のみならず、韓国はほとんど自滅とも言えるほどにも、ひどい状況になっている。日本との軍事協力を破棄することで、米国との軍事協力までもないがしろにしているからだ。これでは北朝鮮が喜ぶばかり。あまりにもひどいので、トランプも呆れはてている。
G7サミットで、アメリカのトランプ大統領が、韓国の文在寅(ムン・ジェイン)大統領を「信用できない」などと、2日にわたって痛烈に批判していたことが、FNNの取材でわかった。
トランプ氏が文大統領を批判したのは、フランスで開かれているG7(主要7カ国)首脳会議の初日の夜で、首脳らが外交安全保障に関する議論をしている最中に、「文在寅という人は信用できない」などと切り出したという。
政府関係者によると、トランプ氏はさらに、「金正恩(キム・ジョンウン)は、『文大統領はウソをつく人だ』と俺に言ったんだ」と重ねて批判したという。
そして、トランプ氏は、2日目の夜に行われた夕食会でも、文大統領について、「なんで、あんな人が大統領になったんだろうか」と疑問を投げかけ、同席した首脳らが、驚いた表情をする場面もあったという。
( → 「文大統領 信用できない」 トランプ大統領 G7の席で((FNN)) )
トランプ個人だけでなく、米国の国務省が大々的に批判している。
韓国軍が、島根県の竹島周辺で、軍事訓練を実施したことをアメリカ国務省が、異例の強い表現で批判した。
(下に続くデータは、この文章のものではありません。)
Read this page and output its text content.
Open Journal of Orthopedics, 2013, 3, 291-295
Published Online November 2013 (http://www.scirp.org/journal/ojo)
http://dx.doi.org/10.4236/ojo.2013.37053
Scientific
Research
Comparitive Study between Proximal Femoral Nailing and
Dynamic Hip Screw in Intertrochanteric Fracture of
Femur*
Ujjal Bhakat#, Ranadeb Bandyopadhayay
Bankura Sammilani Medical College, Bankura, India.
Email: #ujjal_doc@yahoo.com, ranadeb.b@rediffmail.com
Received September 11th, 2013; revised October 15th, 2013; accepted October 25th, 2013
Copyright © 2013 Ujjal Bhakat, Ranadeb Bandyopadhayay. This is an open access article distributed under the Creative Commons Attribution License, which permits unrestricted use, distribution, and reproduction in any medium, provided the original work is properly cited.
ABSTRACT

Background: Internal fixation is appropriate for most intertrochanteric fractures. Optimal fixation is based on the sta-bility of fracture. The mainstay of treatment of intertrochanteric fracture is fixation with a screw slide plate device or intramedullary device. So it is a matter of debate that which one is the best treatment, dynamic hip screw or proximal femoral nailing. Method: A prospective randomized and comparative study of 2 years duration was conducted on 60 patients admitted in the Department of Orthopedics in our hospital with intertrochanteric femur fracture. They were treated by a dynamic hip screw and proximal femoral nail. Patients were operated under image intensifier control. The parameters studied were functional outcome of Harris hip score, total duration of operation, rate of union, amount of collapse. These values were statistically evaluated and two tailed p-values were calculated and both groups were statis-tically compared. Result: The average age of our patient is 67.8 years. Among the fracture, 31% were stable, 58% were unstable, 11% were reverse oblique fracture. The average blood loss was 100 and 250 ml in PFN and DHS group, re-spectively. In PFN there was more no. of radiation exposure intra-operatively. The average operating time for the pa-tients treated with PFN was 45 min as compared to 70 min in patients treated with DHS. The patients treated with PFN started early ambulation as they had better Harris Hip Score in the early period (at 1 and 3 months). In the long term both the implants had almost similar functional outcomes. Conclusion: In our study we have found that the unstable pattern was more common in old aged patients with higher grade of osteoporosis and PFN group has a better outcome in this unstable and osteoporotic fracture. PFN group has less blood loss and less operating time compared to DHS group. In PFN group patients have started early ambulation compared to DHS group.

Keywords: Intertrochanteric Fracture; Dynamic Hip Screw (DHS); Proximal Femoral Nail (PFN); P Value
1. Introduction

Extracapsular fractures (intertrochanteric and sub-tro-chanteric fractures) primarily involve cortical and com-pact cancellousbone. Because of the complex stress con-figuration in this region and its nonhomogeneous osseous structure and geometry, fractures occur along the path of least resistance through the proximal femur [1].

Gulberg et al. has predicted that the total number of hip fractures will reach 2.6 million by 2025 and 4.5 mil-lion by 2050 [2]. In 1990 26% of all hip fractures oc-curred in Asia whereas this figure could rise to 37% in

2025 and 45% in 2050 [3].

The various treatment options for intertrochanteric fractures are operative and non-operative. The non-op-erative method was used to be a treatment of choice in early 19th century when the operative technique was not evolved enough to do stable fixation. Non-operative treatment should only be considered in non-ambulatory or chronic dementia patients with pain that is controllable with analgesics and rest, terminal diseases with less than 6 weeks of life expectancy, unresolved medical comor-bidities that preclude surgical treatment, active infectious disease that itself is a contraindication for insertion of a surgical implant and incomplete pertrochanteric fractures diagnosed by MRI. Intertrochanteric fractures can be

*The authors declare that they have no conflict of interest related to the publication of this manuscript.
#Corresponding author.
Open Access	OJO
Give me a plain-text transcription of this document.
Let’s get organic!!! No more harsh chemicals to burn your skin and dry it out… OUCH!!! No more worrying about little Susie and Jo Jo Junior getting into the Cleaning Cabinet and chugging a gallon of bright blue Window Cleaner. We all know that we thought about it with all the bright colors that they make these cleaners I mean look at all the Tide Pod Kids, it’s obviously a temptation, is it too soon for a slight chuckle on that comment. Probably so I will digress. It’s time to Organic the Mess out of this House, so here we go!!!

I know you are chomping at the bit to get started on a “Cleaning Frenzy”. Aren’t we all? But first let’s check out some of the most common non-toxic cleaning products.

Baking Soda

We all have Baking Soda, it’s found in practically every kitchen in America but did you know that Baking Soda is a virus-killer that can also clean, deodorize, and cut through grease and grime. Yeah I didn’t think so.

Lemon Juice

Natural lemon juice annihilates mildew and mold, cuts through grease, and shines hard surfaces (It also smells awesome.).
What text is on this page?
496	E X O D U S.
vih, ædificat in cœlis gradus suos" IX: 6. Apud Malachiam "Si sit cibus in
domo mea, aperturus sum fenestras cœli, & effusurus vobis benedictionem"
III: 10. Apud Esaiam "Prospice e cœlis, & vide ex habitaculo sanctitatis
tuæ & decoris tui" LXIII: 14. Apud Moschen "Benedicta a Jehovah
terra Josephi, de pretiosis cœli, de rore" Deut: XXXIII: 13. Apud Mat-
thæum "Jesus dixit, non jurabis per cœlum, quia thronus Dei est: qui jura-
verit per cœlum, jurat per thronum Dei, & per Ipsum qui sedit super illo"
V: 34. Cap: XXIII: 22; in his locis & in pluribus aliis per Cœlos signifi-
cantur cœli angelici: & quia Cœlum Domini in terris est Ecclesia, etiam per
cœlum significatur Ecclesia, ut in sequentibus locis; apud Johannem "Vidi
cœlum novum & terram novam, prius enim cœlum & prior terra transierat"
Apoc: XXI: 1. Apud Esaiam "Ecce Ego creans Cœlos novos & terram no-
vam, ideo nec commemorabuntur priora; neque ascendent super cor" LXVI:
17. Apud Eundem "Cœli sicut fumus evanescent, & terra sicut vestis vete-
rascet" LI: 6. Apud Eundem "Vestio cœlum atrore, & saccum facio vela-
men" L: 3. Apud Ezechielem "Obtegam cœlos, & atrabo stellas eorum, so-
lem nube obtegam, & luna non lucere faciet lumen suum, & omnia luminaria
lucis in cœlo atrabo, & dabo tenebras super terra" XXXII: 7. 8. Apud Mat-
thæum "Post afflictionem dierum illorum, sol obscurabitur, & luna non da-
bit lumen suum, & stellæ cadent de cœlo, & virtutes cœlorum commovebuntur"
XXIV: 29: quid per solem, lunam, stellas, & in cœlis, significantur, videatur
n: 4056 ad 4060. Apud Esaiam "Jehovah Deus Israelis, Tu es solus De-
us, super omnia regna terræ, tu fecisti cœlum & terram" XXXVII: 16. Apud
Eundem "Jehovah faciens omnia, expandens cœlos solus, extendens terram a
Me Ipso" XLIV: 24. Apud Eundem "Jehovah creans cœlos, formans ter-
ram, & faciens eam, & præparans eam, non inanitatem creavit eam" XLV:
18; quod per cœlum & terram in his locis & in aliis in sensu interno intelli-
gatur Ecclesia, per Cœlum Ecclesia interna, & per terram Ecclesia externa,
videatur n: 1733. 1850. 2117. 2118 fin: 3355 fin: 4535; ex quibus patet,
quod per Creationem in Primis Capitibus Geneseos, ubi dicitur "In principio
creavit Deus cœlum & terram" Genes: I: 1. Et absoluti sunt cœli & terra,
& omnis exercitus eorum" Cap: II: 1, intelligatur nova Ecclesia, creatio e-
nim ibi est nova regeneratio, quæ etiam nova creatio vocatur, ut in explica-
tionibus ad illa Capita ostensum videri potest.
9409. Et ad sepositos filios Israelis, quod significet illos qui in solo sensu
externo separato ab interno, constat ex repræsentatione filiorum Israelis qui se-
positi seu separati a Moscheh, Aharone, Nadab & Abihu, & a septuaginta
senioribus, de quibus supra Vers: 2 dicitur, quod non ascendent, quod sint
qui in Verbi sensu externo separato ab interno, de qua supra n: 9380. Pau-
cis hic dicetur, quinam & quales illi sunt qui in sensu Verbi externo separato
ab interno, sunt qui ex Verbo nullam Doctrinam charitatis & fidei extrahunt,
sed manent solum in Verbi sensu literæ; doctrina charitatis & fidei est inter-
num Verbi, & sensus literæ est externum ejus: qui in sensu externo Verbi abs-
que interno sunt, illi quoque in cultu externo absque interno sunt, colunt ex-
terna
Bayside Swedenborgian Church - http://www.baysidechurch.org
韓国軍が25日と26日、竹島周辺で軍事訓練を行ったことについて、アメリカ国務省は、FNNの取材に対して、「日本と韓国の最近の対立を考えると、タイミング、メッセージ、そして規模の拡大は、問題を解決するのに生産的ではない」とコメントし、不快感をあらわにした。
国務省高官は、アメリカ政府が、韓国による竹島周辺での軍事訓練を批判するのは、これが初めてだとしていて、事態を深刻に受け止めていることがうかがえる。
( → 【独自】竹島での韓国軍訓練を米が批判 国務省「生産的ではない」(フジテレビ系(FNN)) )
米韓の関係は地に墜ちた、とも言えそうだ。
そして、そんなところにまで行き着いたとしても、それでもなおかつ日本を批判したい(喧嘩したい)というのが、韓国政府の方針であるようだ。
韓国としては、米国を喧嘩に巻き込みたくはないのだろうが、たとえ米国を喧嘩に巻き込んででも、日本との喧嘩では一切譲歩したくない、ということなのだろう。……つまり、それほどにも、韓国にとって日本との喧嘩や対立は最大のテーマとなっているわけだ。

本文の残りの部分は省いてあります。